Entstehung des Ärgers

Ärger und Wut (wobei Wut eine gesteigerte Form angestauten Ärgers ist) gehören neben Freude, Trauer, Überraschung und Ekel zu den sogenannten Grundgefühlen. Diese sind angeboren und daher bei allen Menschen ähnlich.

Das Erleben von Ärger ist ein Anzeichen für Erwartungsverletzungen, die oft aus zwischenmenschlichen Beziehungen herrühren, wenn unsere eigenen Erwartungen, Ziele oder Bedürfnisse durch das Verhalten von anderen nicht erfüllt werden bzw. wir uns angegriffen fühlen und unser Selbstwertgefühl durch eine andere Person verletzt wird. Ärger entsteht, wenn eine andere Person über meine eigenen Grenzen geht oder nicht zulässt, dass ich meine eigenen Grenzen erweitere.

Gefühle wie Ärger lassen sich nicht immer in den Griff kriegen und lassen sich auch nicht ausschalten, auch wenn wir uns das in manchen Situationen wünschen würden, doch wir können lernen, den Ärger besser wahrzunehmen und zu lernen, ihn zu steuern, statt von ihm gesteuert zu werden.

Für die Emotionen ist der limbische Bereich des Gehirns zuständig, das Wahrheitsgehirn, jenes Gehirn, das auf äußere und innere Reize reflexartig und unmittelbar reagiert. Gerade im Berufsleben, wo Sachlichkeit an erster Stelle steht, stören Emotionen und wir würden sie am liebsten ausschalten. Doch durch die Verbindung zahlreicher Nervenbahnen sind emotionale Impulse und rationales Denken miteinander verbunden, was bedingt, dass dies einfach nicht möglich ist. Unsere Körpersprache ist aus diesem Grund immer aktiv, d. h. selbst wenn wir äußern, dass wir uns nicht ärgern, drückt unsere Körpersprache Gegenteiliges aus.

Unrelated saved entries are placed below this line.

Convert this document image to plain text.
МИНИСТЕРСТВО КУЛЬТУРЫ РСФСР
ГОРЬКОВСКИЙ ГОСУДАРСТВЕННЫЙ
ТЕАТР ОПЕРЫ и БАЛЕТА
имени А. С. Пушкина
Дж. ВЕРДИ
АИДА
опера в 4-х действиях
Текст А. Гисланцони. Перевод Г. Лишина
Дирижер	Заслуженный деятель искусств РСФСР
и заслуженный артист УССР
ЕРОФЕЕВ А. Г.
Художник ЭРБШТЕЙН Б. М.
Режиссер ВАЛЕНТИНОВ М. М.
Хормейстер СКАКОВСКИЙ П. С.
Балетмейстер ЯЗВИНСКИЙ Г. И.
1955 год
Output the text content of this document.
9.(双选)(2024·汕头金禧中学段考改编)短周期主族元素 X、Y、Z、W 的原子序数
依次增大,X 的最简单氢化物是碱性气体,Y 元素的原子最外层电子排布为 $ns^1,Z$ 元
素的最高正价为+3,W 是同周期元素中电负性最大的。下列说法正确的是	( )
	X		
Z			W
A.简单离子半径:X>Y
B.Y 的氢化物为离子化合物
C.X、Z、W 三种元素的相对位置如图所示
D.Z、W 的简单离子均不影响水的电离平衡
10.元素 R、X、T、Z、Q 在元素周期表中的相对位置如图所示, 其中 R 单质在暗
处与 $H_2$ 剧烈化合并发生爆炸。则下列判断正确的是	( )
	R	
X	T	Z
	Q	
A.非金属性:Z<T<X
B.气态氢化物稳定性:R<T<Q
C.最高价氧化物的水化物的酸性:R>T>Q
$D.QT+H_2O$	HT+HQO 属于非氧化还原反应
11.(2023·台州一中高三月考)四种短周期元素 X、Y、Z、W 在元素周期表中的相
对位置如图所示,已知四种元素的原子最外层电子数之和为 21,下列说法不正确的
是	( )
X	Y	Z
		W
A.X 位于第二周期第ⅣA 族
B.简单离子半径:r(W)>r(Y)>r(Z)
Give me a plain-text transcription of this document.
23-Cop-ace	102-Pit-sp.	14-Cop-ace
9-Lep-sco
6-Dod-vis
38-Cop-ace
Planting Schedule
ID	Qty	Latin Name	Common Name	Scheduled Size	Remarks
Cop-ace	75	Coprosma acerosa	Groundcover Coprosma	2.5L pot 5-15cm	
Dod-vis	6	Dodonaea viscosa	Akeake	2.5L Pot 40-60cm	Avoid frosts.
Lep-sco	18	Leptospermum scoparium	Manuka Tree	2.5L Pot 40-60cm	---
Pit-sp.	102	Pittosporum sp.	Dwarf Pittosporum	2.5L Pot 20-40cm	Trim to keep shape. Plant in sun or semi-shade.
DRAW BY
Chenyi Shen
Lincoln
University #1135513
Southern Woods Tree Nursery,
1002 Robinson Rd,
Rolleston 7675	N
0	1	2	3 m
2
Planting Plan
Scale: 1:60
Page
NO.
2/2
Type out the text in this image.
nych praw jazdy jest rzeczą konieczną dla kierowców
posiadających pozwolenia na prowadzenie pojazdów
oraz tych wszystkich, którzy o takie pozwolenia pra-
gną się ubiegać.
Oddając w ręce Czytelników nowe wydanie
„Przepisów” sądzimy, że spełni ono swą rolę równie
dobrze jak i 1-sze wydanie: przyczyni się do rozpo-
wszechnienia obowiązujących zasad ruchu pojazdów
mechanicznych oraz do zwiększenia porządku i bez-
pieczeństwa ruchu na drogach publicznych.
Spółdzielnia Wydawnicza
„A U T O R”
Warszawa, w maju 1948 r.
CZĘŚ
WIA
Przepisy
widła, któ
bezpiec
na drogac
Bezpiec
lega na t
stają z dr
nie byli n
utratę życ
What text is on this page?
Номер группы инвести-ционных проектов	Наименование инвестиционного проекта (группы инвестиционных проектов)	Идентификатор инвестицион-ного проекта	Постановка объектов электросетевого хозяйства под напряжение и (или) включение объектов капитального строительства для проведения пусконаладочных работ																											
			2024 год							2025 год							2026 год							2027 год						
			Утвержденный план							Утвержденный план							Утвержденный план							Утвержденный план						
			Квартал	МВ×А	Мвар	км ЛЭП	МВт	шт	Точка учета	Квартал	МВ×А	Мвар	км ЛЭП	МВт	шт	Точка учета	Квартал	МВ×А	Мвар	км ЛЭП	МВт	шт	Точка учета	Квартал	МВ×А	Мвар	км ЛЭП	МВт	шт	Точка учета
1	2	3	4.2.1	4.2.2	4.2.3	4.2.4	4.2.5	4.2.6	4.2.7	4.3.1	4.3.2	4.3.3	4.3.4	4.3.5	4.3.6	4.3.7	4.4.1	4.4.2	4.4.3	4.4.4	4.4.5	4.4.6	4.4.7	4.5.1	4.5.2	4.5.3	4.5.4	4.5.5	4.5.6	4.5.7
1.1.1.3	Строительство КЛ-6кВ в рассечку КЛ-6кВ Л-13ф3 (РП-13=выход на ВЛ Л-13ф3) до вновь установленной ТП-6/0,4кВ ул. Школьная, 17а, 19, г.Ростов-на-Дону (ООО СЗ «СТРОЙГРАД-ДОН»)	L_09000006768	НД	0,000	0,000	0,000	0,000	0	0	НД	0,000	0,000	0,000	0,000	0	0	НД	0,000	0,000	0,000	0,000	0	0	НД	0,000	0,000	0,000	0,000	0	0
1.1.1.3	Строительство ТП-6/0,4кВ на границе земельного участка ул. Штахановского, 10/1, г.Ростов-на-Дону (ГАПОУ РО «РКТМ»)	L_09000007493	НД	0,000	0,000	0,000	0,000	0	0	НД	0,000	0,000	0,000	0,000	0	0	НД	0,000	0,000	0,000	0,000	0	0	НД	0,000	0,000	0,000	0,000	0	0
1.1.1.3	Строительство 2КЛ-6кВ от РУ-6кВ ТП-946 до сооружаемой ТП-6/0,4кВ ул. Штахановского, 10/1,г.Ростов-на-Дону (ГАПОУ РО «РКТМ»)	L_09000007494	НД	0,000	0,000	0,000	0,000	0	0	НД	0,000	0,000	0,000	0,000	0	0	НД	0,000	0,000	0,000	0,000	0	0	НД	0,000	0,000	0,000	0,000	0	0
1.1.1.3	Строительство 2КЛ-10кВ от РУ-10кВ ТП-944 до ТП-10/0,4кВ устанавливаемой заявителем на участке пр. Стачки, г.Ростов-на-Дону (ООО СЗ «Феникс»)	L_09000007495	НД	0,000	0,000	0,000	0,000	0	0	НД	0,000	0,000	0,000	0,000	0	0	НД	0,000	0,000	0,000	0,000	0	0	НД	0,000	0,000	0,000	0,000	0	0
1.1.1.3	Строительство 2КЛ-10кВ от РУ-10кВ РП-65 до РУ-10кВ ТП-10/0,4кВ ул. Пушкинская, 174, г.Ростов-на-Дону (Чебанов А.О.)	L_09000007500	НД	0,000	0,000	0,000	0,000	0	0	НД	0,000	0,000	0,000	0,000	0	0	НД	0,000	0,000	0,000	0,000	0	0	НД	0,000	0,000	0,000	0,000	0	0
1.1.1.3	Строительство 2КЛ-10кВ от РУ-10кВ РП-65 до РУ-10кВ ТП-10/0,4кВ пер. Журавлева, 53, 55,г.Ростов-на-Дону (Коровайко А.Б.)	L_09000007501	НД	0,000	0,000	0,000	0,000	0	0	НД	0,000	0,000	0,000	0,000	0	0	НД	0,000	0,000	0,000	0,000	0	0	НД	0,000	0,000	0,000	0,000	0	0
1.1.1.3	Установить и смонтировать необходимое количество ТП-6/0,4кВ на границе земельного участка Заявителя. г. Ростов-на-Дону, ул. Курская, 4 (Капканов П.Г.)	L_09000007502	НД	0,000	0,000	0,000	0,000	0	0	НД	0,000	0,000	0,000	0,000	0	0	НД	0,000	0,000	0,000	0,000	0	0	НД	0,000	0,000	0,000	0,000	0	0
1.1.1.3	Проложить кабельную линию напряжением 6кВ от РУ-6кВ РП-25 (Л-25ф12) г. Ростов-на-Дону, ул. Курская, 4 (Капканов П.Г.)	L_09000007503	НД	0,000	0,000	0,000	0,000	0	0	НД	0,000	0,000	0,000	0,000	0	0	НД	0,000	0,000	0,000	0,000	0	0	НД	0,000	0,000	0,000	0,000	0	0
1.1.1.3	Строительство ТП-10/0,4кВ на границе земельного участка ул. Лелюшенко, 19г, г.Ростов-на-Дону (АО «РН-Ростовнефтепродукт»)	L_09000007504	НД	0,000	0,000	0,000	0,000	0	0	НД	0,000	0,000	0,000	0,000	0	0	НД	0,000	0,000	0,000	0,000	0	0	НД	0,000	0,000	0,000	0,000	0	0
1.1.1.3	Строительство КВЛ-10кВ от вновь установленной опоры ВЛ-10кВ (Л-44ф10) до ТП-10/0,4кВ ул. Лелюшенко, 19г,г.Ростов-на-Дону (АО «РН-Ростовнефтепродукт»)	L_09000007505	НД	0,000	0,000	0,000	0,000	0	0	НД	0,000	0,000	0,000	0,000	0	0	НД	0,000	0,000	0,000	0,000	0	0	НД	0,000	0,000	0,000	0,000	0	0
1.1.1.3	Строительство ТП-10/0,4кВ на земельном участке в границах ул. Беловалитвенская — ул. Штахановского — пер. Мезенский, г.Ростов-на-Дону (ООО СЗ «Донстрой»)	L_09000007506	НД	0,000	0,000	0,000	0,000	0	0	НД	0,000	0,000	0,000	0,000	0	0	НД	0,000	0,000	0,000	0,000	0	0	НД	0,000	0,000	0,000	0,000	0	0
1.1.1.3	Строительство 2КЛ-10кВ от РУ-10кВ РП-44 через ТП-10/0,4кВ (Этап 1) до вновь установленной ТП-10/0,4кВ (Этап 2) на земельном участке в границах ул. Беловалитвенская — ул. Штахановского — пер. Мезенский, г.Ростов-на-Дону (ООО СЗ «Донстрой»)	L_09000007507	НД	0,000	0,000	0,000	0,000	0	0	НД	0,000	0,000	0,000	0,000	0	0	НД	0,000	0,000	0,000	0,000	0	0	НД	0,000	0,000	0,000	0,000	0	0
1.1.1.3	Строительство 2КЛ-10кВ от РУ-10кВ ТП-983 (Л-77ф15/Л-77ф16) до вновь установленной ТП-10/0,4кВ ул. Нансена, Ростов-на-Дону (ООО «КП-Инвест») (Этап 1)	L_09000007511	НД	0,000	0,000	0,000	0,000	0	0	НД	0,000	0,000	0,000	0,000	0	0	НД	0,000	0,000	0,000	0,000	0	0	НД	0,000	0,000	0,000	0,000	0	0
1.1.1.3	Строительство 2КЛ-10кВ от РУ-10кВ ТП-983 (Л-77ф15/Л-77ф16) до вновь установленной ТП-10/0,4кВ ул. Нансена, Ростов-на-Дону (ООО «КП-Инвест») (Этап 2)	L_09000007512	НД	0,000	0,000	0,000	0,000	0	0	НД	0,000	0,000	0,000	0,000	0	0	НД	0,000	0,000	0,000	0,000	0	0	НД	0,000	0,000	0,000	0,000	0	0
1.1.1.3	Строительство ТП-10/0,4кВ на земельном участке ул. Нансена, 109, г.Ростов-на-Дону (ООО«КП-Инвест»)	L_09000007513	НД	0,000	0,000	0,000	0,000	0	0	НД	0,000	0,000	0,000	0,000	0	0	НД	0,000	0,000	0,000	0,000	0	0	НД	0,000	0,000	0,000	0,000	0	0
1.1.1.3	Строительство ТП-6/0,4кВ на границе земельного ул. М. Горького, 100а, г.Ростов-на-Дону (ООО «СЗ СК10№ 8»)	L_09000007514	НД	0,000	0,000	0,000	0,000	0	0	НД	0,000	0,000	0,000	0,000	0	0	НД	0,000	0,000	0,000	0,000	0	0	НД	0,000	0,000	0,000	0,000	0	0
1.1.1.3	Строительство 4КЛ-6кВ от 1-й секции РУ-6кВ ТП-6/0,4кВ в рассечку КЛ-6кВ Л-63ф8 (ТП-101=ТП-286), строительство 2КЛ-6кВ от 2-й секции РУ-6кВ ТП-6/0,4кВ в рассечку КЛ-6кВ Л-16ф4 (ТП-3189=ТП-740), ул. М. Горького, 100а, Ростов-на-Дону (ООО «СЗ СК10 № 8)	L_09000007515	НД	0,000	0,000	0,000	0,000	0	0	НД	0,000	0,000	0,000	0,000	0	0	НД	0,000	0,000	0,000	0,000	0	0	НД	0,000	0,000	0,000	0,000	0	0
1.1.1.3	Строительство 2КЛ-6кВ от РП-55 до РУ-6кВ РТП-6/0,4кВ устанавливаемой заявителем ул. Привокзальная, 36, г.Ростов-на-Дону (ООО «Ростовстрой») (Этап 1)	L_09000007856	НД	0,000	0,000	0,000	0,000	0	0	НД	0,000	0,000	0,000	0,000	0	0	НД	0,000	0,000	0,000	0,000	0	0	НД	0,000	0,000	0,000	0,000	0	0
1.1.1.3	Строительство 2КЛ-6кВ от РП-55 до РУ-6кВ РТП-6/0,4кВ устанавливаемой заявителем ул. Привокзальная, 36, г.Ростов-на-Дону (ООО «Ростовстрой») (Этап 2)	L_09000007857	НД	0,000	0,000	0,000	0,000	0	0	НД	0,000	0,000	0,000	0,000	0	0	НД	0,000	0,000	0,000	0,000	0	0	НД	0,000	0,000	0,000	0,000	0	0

Solche Doppelbotschaften sind für unser Gegenüber irritierend.

 

Analyse des Ärgers

Wenn Sie verstehen, was Ihren Ärger auslöst, können Sie die Botschaft des Ärgers besser interpretieren und besser damit umgehen.

Dazu möchte ich Sie zu einer kleinen Übung einladen:

In einem ersten Schritt stellen Sie sich eine Situation vor, in der Sie sich besonders geärgert haben. Bitte nehmen Sie nun ein Blatt-Papier und einen Buntstift zur Hand, malen ein Strichmännchen auf und kennzeichnen die Stelle, an der Sie den Ärger spüren (z. B. in den Füßen, im Bauch, in der Brust, in den Armen oder im Kopf) mit Farbe. In weiterer Folge markieren Sie mit einer anderen Farbe die Stelle, wo sich der erste Spürpunkt befindet, als Sie den Ärger zum ersten Mal bemerkt haben.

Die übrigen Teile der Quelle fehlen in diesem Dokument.